The day Lisa LaFlamme debuted as Lloyd Robertson's successor anchoring the CTV National News, CBC bought full-page newspaper advertisements promoting its flagship newscast and anchor Peter Mansbridge.
Judging from a new poll, the public broadcaster might better have used the ad space to show Canadians how its money was being spent.
The Abacus Data poll commissioned by QMI Agency and published in the Toronto Sun, suggests taxpayers underestimate how much the CBC gets from the federal government while at the same time most think it's getting too much.
According to the poll, more than 80 per cent of the 1,003 people sampled in the online poll conducted in English Aug. 12-15 did not know the CBC will get $1.1 billion from Ottawa this year. About 25 per cent believe it gets only one-tenth of its actual grant and 21 per cent thought it was only $10 million.
Some 60 per cent, including a majority of both Conservative and NDP supporters, also responded the CBC gets too much tax money.

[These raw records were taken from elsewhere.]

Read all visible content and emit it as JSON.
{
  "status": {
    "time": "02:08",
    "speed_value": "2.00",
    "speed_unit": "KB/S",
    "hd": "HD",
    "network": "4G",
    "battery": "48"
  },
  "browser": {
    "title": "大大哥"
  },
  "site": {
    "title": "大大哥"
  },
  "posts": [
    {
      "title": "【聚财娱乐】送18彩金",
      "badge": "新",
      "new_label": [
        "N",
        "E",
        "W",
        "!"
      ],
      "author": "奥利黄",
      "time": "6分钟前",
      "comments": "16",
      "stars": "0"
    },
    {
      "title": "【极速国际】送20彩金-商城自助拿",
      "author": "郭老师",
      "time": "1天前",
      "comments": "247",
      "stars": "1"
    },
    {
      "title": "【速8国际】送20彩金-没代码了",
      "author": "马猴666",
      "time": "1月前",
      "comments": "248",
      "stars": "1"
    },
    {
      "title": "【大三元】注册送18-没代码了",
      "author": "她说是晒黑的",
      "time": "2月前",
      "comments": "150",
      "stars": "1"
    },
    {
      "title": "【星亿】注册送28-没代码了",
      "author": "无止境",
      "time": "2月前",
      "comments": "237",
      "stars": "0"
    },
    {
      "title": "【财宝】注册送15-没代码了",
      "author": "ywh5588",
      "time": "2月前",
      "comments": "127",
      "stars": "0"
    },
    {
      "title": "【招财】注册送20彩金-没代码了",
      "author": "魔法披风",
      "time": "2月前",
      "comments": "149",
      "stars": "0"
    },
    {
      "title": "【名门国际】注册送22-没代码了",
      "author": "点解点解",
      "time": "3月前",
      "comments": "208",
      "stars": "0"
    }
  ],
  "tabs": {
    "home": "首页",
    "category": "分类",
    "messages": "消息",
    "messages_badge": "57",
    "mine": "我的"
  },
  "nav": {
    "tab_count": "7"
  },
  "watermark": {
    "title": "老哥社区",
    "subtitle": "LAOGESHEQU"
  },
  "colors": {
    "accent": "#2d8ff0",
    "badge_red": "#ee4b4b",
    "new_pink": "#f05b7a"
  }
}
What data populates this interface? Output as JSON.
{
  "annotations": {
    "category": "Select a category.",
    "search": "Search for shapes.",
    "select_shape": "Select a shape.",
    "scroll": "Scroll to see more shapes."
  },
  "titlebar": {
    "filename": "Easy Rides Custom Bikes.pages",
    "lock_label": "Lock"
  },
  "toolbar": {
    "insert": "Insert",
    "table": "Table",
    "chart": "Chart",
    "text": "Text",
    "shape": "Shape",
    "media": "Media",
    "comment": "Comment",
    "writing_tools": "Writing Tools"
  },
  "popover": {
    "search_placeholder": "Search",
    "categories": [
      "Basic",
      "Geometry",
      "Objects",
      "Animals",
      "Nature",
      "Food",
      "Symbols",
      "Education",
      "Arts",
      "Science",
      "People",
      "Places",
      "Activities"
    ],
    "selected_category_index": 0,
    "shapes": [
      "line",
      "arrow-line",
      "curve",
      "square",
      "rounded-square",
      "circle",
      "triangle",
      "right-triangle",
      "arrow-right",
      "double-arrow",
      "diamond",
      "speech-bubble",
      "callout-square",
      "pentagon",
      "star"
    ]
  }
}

"This suggests there is clearly a lack of information amongst Canadians about just how much money the CBC receives," David Coletto, in charge of Abacus Data's team of strategists and consultants, told the Sun.
Coletto said the poll suggests Liberal supporters believe the broadcaster gets not enough money or it's just about right.
QMI, the in-house news service for Sun chain-owner Quebecor, has been tussling with the CBC over the release of fiscal documents requested under access-to-information legislation.
The research firm also asked respondents about the CBC's legal battle with Canada's independent ombudsman who investigates transparency complaints. The CBC is appealing a lower-court ruling that ordered it to hand over spending documents for review.
Some 64 per cent of those polled believed the broadcaster should not spend tax dollars on the case.
The CBC's critics were quick to jump on the poll results.
"It seems like the CBC has built an empire unto itself within the expenditures of the federal government," said Stephen Taylor, a spokesman for the National Citizens Coalition, the conservative advocacy group once headed by Prime Minister Stephen Harper. "Who are they accountable to? They're ultimately accountable to us, but they're not showing it."
The poll results reported in the Sun did not mention its margin of error, nor whether respondents were asked if they knew what CBC does with the money. The broadcaster operates English- and French-language TV and radio networks and overseas broadcast services, among other things.
"So what this proves is that people really have no sense at all as to how much it costs to run the CBC or even how much it should cost," Nancy Leblanc said in her blog, Impolitical. "And why would they?
"This just looks like plain old seeding of the ground for CBC budget cuts."